Cadaver dogs deployed after Iowa woman claims her 'serial killer' father buried scores of young women
Lucy Studey says she spent 45 years trying to convince anyone who would listen that her father Donald Dean Studey had murdered scores of young women and buried them with the help of his children, but no one would believe her. Now, per a new report, cadaver dogs have pinpointed suspected human remains at the spots Studey identified in a remote field in western Iowa. If her story is confirmed by further investigation, it would mean her father was one of the most prolific serial killers in US history.
According to Studey, her father killed at least 50 to 70 women over a span of three decades.
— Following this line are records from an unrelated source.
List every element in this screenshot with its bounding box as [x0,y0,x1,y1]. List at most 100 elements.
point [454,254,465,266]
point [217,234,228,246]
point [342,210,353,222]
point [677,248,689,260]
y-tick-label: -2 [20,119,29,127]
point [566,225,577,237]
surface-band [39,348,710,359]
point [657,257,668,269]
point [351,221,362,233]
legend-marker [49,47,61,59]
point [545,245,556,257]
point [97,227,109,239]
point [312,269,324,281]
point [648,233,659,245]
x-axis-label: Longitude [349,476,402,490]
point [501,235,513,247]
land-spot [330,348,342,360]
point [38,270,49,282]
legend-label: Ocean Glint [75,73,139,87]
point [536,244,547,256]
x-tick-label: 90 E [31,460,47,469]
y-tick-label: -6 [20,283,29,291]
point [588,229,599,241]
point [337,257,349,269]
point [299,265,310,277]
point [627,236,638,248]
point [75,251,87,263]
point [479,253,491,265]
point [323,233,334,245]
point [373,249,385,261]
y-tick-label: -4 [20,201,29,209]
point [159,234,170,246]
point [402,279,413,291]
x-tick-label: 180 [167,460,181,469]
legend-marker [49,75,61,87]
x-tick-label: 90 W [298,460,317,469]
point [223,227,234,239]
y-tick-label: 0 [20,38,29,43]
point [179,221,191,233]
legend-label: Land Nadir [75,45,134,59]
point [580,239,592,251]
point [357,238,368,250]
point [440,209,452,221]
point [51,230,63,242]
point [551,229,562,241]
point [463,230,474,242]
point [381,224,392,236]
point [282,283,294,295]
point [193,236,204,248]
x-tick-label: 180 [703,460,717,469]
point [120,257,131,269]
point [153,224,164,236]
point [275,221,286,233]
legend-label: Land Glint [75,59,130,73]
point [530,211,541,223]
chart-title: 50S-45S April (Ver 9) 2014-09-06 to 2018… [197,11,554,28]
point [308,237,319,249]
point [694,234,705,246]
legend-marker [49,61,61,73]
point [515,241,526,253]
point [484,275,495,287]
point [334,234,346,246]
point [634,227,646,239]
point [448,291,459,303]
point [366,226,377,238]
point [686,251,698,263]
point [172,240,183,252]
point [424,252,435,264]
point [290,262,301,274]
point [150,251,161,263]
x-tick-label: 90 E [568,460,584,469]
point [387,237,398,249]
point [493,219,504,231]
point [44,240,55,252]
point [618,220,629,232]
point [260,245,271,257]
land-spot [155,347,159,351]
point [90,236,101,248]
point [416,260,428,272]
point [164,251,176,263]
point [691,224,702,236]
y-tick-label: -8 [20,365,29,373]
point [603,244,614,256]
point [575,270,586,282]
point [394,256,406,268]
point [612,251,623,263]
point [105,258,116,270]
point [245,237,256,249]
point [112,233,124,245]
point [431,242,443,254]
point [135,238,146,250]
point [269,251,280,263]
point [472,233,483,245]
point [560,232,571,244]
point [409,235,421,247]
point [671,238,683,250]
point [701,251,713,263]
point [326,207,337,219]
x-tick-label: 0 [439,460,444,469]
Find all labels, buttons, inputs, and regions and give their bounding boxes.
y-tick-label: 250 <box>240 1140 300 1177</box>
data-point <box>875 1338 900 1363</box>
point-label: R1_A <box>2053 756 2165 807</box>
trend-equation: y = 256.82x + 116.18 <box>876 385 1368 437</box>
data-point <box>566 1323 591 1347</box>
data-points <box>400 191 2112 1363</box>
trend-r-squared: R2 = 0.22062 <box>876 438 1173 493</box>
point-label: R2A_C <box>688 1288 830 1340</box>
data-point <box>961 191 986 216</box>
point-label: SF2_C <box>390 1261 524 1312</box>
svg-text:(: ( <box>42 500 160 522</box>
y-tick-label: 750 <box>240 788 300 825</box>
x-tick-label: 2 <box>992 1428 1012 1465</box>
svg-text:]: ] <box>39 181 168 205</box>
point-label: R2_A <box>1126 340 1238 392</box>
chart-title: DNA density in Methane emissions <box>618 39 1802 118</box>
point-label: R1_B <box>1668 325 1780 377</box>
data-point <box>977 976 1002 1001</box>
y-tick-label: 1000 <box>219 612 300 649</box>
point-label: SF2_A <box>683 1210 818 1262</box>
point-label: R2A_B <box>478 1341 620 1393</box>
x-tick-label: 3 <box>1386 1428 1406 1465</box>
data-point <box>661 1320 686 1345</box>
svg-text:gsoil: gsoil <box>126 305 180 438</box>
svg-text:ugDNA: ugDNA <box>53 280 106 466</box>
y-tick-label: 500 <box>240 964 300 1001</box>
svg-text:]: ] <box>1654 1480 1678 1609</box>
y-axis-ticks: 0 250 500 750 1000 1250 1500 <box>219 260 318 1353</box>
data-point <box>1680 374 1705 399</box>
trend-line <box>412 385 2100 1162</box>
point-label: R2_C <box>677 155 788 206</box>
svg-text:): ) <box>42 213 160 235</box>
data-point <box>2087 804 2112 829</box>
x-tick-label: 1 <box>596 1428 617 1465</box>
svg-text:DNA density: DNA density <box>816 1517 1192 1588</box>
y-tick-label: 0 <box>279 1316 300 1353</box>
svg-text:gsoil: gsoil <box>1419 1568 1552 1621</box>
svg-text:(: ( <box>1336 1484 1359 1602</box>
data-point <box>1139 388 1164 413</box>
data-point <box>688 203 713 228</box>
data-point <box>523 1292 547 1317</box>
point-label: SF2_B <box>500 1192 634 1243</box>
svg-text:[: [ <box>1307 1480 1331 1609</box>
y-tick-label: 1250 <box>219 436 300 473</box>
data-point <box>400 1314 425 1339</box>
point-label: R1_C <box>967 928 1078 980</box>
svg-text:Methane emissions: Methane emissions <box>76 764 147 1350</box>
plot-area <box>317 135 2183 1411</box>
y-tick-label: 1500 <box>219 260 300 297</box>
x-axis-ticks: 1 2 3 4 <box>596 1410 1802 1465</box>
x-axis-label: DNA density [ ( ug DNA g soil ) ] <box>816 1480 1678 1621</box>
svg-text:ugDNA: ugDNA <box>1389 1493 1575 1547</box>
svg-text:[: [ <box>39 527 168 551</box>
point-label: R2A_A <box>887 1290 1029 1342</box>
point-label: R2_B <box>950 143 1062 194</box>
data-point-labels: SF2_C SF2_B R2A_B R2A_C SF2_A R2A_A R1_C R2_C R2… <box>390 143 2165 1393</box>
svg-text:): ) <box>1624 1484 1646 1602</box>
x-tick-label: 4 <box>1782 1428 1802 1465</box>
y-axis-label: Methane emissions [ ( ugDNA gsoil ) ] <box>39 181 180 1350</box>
He reportedly died in March 2013 at the age of 75. "I know where the bodies are buried," she told Newsweek, whose reporters were at the scene of the investigation in the remote stretch outside Thurman, Iowa. Studey recalled how her father would direct her and her siblings to help him as he transported bodies. She said he would use a wheelbarrow in the warmer months and a toboggan in winter. "He would just tell us we had to go to the well, and I knew what that meant," Studey remembered, according to the outlet. "Every time I went to the well or into the hills, I didn't think I was coming down. I thought he would kill me because I wouldn't keep my mouth shut." After dumping the bodies into the well, the siblings would pile dirt and lye on top to prevent odor, she said.
Studey was joined at the scene by Fremont County Sheriff Kevin Aistrope, who was accompanied by two deputies, a dog handler, and his two dogs. "I believe her 100 percent that there's bodies in there," Aistrope told Newsweek. Authorities suspect Donald lured women to his five acres of forested hills and farmland before ultimately killing them. Most of his alleged victims were sex workers or transients picked up in nearby Omaha, Nebraska. Studey said her father ensured his children knew what he was doing and forced them to help with the burials. She remembered him saying about one victim, "The b**** deserved it." Lucy, who now lives under her married name that was withheld by Newsweek, said all of the victims were white and most of them had darkish hair. She also guessed that most were in their 20s over 30s, except for a 15-year-old runaway.
Cadaver dogs deployed at the scene signaled likely human remains by barking or by sitting still where remains were potentially located. "I really think there's bones there," Aistrope told the outlet. "It's hard for me to believe that two dogs would hit in the exact same places and be false. We don't know what it is. The settlers were up there. There was Indian Country up there as well, but I tend to believe Lucy." Aistrope said. "Right now, we don't even have a bone. According to the dogs, this is a very large burial site." Studey said many of the victims were buried in the 90-to-100-foot well, clothed and wearing jewelry, adding that her father would keep gold teeth as trophies. She said the lye used for burying the bodies would act as a preservative and slow down decomposition while also hiding the smell.
"All I want is to get these sites dug up, and to bring closure for people and to give these women a proper burial," Studey continued. She said she tried to tell her story to many people over the years, including teachers, priests, and "law enforcement all over Iowa and Nebraska trying to get something done." According to her, the trauma of an abusive upbringing and being forced to take part in the burials won't be mitigated until the truth is established. "No one would listen to me," Studey said. "The teacher said family matters should be handled as a family, and law enforcement has said they couldn't trust the memory of a child. I was just a kid then, but I remember it all." The sheriff told Newsweek that Studey was being treated as a witness and was not a suspect in any crime.